The exhibition project The Need To Document, a cooperation between Kunsthaus Baselland, Muttenz, Halle für Kunst e.V., Lüneburg and the art initiative tranzit, Prague, places its thematic focus on the countries of Eastern Europe in transition. The impression of political change in recent years is just as present in the works as a relaxed approach to history and national identity, which the presentation of social reality closely ties with the reflection of its particular method of working. Artists such as Mircea Cantor virtually enter the documentary field through the back door: the video Double-Headed Matches appears only at first glance to be an instructional film on match production in a Romanian factory. By the time the matches are given a second head one has guessed that this involves not merely a study of post-communist work conditions, but an art project. The project itself, like the documentation of the creation, is of a subtle and ambiguous absurdity. This stands out as well in the Polish art group Azorro’s film Everything Has Been Done, a self-ironic reflection on the requirements for making art where the production and reality of futile endeavors to conceive something new collide. Zbyněk Baladrán also addresses the particular artistic experience and thereby simultaneously touches on the theme of state censorship, in which he comments on his work process with documents from socialist film archives - he himself speaks of “non-intervening archaeology” - with obviously self-censored written fragments.
The collaboration Big Hope follows another strategy and relinquishes the act of documenting itself to the subject of its sociographic investigation through the use of a disposable camera. For the project Re:route (2002) they asked immigrants in Turin to photograph and comment on places of personal significance. The collected personal testimonials of individual experiences of the town sketch such a three-dimensional mental map of Turin that its navigation opens up a completely different view of the city than that of a local resident or a tourist.
Methods of participation, sale, video workshops or service (as far as giving up authorship in favor of open social structures) are possible ways of approaching a resolute reality in the media. Comparable strategies one finds, for example, in the works of Stephen Willats or Nasrin Tabatabai.7 From time to time the artistic works, above all in the conceptual decision, involve exhibiting found film material or film produced under someone else‘s direction in artistic context. In this connection also noteworthy is the work of American-Palestinian artist Emily Jacir, who with her privilege of possessing two passports and therefore unrestricted freedom of movement takes up the cause of the people of Palestine, for whom unhindered travel is not possible. Where We Come From (2001-2003) is based on the simple question, “What can I do for you in Palestine, where can you not go, where I however can?” The work involves the documentation of the realization of extremely varied, part banal-pragmatic, part symbolic or intimate-personal actions. Or else, all the more urgent, in the documentation of failure by managing a simpler way.

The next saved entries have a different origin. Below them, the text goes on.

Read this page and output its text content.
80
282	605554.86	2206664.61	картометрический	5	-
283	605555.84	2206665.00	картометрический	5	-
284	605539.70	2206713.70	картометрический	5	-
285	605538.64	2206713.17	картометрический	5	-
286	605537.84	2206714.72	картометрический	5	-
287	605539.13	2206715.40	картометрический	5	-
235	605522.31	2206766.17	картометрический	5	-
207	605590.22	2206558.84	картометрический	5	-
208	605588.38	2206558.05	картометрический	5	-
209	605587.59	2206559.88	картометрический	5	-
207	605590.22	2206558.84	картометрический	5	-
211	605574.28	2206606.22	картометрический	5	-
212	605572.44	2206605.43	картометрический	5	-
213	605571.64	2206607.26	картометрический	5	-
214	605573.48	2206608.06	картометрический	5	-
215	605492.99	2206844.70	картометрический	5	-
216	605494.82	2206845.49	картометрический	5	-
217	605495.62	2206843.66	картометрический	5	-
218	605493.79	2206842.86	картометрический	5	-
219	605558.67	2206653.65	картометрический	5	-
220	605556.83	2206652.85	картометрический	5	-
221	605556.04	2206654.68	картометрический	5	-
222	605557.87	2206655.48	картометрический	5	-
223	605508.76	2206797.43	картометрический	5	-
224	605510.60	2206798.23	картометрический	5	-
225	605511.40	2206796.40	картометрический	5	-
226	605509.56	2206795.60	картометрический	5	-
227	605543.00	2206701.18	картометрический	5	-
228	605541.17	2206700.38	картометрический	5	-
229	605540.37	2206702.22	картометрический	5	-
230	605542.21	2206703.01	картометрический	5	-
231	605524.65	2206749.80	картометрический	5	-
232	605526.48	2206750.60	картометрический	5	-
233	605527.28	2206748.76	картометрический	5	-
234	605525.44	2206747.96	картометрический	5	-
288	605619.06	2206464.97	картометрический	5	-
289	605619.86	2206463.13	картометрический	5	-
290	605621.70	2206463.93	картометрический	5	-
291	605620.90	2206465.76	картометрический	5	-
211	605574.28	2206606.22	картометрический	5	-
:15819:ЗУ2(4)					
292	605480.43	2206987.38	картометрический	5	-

“...to counter the official reporting.”

Willie Doherty’s request formulates the lowest common denominator of artistic documentation. On January 30, 1972, 13 unarmed civilians were shot by British troops in Doherty’s hometown of Derry in Northern Ireland; the day went down in history as “Bloody Sunday.” The installation of the same name exhibited in Nyon projects a press photo of people demonstrating and a then a shot of the same spot, empty; this confronts with archival records and memories of people who watched the trauma of that day as eyewitnesses or on television. The documentation here doesn’t turn out to be a taking of evidence from the facts, but serves rather as a filter of collective memory. Reprocessing Reality examines the relationship of documentary film and art and thus trains its sights on a reality, that is depicted, multiplied, manipulated and distorted, until it questions itself. What message do images convey? What do they reveal about the view of those documented and those observing? Taryn Simons produces photographs based on false identification of people mistakenly sentenced to life imprisonment at potential scenes of the crime and the Atlas Group’s fictitious photo archives of the Lebanese Civil War (1975-91) examine the suggestive strength of images and at the same time their dubious nature as a document.
Omer Fast’s complex, linguistically-versed video works take on a TV format as docu-features. Through operations dissecting the material, Fast subtly explores the limits of the tangled game of reality and fiction, and experienced history juxtaposed with fabricated production. In his work Spielberg’s List, for example, he interviews extras from Steven Spielberg’s film Schindler’s List at the original locations in and around Krakow, where the levels of time and space – the “historical” level of the Third Reich, the “fictional” level of the film and the “real” of the present – are shifted more and more and superimposed to the point it is impossible to distinguish them. Something similar occurs in the Godville installation about an actor in a living history museum in Virginia. The ambivalence of the fabricated and authentic roles of the “inhabitant” is diffused by Fast even further by montages and spoken word sampling.
In contrast to that, Christoph Büchel “fictionalizes” reality, exhibiting the brutal truth. It takes awhile to realize that you are not in front of a computer game but that the little white dots on the screen—men running for their lives—are targets for an American AC-130 bomber in Afghanistan. The images comes from the Internet. Despite the incomprehensibility of what is seen, it is difficult to avoid the vortex of the supposed “game” – to aim and fire at the dots. The transfer of reality without comment to the museum context should not so much sharpen our sensibility to that which is actually shown, but rather our interaction with the images through which reality is presented to us. “The museum is not the place to lament the sad fate of unfortunate people, but a context where we can contemplate the reason why something moves us, why something makes us question, or leaves us utterly cold.”8
The documentary function of art can also consist of undermining representational forms through deliberate deconstruction of its own methods. With their varied approaches, from the supposedly naive “need to document” to the cynical unmasked recycling of media reality, all three exhibitions offer multi-layered reflections on the meaning and shift of meaning of the documentary production of images.


Notes:
1. See Mark Nash (Ed.), Experiments with Truth, Fabric Workshop and Museum, Philadelphia, essay by Okwui Enwezor and the editor.
2. See e.g. the press review from Berlin Biennale 3, curated by Ute-Meta Bauer. The reviews were to a large extent negative, attributes such as “didactic” or “boring” appear frequently. On the other hand, the reproach is frequently heard from “professional”documentary film makers that artisitc documentation would be comparable to journalistic creations of the film industry which realised on a completely different budget would be of poor quality.
3. See e.g. Joerg Hentschel, „No Risk. No Fun. Art in NY.“, in Sueddeutsche Zeitung No. 62, Monday, March 15, 2004, p. 15.
4. Hito Steyerl, „Politics of the Truth. Documentary in the Field of Art.“ in The Need to Document exhibition catalog Kunsthaus Baselland and Halle fuer Kunst Lueneberg, JRP Ringier Zurich, 2005.
5. See for this Soren Grammel, Work Surface Video, ibid.
6. Hito Steyerl as well as others refer to the fact that the question what “documentarism”really is for a long time theoretically has not been settled, ibid.
7. See Soren Grammel, Work Surface Video, ibid.
8. Claudia Spinelli (Ed.), „Reprocessing Reality“ exhibition catalog, JRP Ringier Zurich, 2005, with reference to Susan Sontag, „Das Leiden anderer betrachten“ (Regarding the Pain of Others), Munich 2003.